We even put that into the constitution. Malays are the only race in the world, perhaps the entire universe, not bound by genetics. Anyone can be a Malay. Doesn't matter if you're Chinese, Indian, mat salleh, Klingon, Vulcan, Jedi, whatever.

You go by the criteria of said constitution, and you are a Malay. For over 50 years, this has been the only way to really eradicate racism - by crossing a boundary no one has ever crossed before. Fuck DNA.

Why? Because Malays are shape-changing Skrulls(Marvel Comics)! No! We are Borgs(Star Trek)!

As Bruce Lee said, "A rock is hard, but a water, it can be soft, and sometimes it can be hard. SO hard, it can break rocks. Be water, my friend. Be water." SOmething like that.

And yet, somewhere along the way, some of us took a turn somewhere. Instead of embracing other cultures, they resist change and anything which has not been in place for at least a few decades.

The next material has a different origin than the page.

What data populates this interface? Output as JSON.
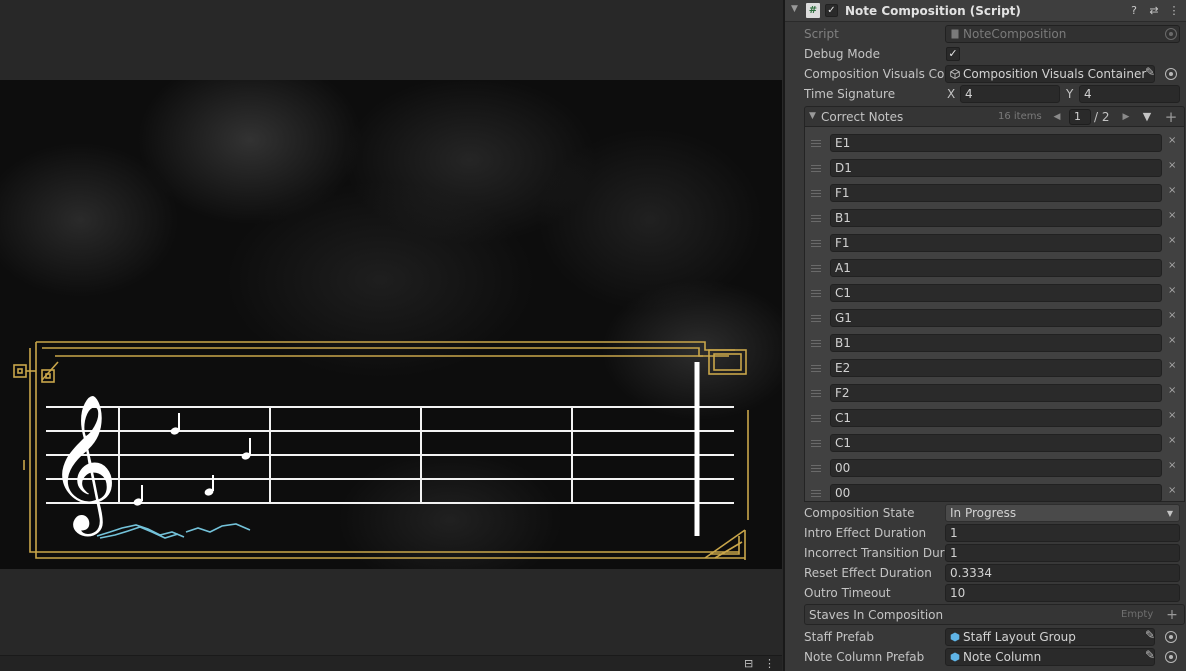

Somebody wrote a book about cultural identities, called Routes. It was an answer to Alex Haley's seminal work Roots. The non-fiction book followed a race of Bedouins who supposedly were unchanged with the passage of time.

These desert nomads have, over the years, accumulated different cultural practices based on which area they have been to. And they consider that - a culture of assimilation and absorption - as the one true culture.

And believe it or not, that is the world culture.

Don't tell me the Chinese came up with the British curriculum. Don't tell me Indians invented men's shirts with buttons on the right(a remnant of the past when men dress themselves and women get help from maids. Hence, blouses almost always have the buttons on the left).

Who invented noodles? The Chinese, or Italians? Was Marco Polo the culprit?

If we are truly staying true to our culture, please reject electricity. Faraday, Edison and Tesla and others were the ones responsible. Not Mat Sabu. Not Eddie Kurniawan. Not Joko Suprianto.

What was one day merely invention, may someday be a part of culture. Take the television, very much part of world culture as song and dance.

Mozart did not invent music. Neither did Beethoven, Elvis Presley nor Eminem. And definitely not the Jonas Brothers.

Books were not invented by JK Rowling or Tolstoy.

We all, as humans, share a rich heritage. Don't waste it by fighting over our inheritance, as we are wont to do.